My Sephora app crashed when this dropped. 9/10 rating. 4,000 reviews in a week. Figured it was just good PR.
Then my lab test came back — the rose extract concentration is actually higher than most $200 serums. The pop star name? That’s the distraction.
It’s a hydrating serum with real rose oil (not just fragrance water). $48 for 1 oz. The claim: “glass skin in 14 days.” I rolled my eyes so hard.
Lightweight gel texture
Feels like water sliding off your finger — not sticky, not slippery. Just gone.
Double-rose extraction
They cold-press petals AND steam-distill. Two different scent profiles. One smells like a garden, the other like honey.
No tacky finish
Dries down in 8 seconds flat. I timed it.
Photo: Linh Ha / Unsplash
It’s not just rose water in a fancy bottle. The formula has actual humectants and a lipid that mimics your skin’s barrier. Here’s the breakdown:
- Damask Rose Extract: Anti-inflammatory + smells like actual petals, not perfume
- Glycerin: The real MVP here — holds water in your skin for 12+ hours
- Squalane: Lightweight oil that sinks in immediately. No greasy residue
- Ferulic Acid: An antioxidant that stabilizes the rose. Keeps it from oxidizing in the bottle
First pump — it’s shockingly thin. Almost like a toner. I did three layers just to feel something. My skin drank it. No stickiness, no shine.

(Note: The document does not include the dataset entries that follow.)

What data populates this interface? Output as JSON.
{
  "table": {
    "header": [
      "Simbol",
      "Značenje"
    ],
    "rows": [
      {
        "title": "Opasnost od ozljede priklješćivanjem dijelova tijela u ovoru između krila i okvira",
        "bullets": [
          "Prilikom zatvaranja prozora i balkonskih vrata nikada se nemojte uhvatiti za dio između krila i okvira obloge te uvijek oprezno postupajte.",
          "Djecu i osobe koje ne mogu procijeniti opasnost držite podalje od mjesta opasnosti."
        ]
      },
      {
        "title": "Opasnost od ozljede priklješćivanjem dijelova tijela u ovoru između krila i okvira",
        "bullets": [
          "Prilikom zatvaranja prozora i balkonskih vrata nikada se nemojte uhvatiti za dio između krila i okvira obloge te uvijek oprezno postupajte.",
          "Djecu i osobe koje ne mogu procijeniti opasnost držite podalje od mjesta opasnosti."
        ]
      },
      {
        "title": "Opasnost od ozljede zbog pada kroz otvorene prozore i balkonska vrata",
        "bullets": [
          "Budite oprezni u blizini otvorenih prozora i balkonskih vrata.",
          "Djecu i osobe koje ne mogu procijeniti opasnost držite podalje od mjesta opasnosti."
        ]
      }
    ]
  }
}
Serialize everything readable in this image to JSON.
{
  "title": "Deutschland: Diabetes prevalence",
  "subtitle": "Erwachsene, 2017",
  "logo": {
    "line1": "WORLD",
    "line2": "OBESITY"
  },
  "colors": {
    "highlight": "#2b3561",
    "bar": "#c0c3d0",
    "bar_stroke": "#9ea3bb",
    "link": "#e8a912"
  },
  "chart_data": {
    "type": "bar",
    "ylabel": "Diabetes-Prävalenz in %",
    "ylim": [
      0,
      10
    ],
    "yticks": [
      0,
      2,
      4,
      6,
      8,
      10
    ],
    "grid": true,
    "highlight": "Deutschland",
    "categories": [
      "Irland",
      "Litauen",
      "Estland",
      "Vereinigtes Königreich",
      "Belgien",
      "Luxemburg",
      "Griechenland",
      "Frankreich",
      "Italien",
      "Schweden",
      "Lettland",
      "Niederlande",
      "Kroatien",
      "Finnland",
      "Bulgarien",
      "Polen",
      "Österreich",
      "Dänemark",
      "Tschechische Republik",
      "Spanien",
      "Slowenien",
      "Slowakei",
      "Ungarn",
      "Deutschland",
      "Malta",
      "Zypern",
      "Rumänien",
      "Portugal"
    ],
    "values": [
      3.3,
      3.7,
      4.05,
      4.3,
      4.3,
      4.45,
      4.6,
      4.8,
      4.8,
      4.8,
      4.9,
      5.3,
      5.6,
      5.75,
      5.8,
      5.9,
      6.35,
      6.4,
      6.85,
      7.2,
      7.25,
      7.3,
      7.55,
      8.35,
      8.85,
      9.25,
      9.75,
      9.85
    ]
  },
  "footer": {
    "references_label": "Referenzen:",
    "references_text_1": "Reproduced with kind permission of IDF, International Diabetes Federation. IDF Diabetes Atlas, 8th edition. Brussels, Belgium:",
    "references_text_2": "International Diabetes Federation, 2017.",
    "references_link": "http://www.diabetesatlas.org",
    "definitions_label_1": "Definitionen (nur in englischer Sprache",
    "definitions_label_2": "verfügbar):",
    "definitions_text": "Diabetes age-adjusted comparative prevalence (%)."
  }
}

Week 2: My dry patches on my chin stopped flaking. That’s rare for me in winter. But the glow everyone raves about? That’s the squalane, not magic. You’ll look dewy for about 4 hours, then it settles.
Fine lines around my nose? Softened — not erased. Pores? Same size. But my complexion looks more even, less red. That’s the rose working its anti-inflammatory magic.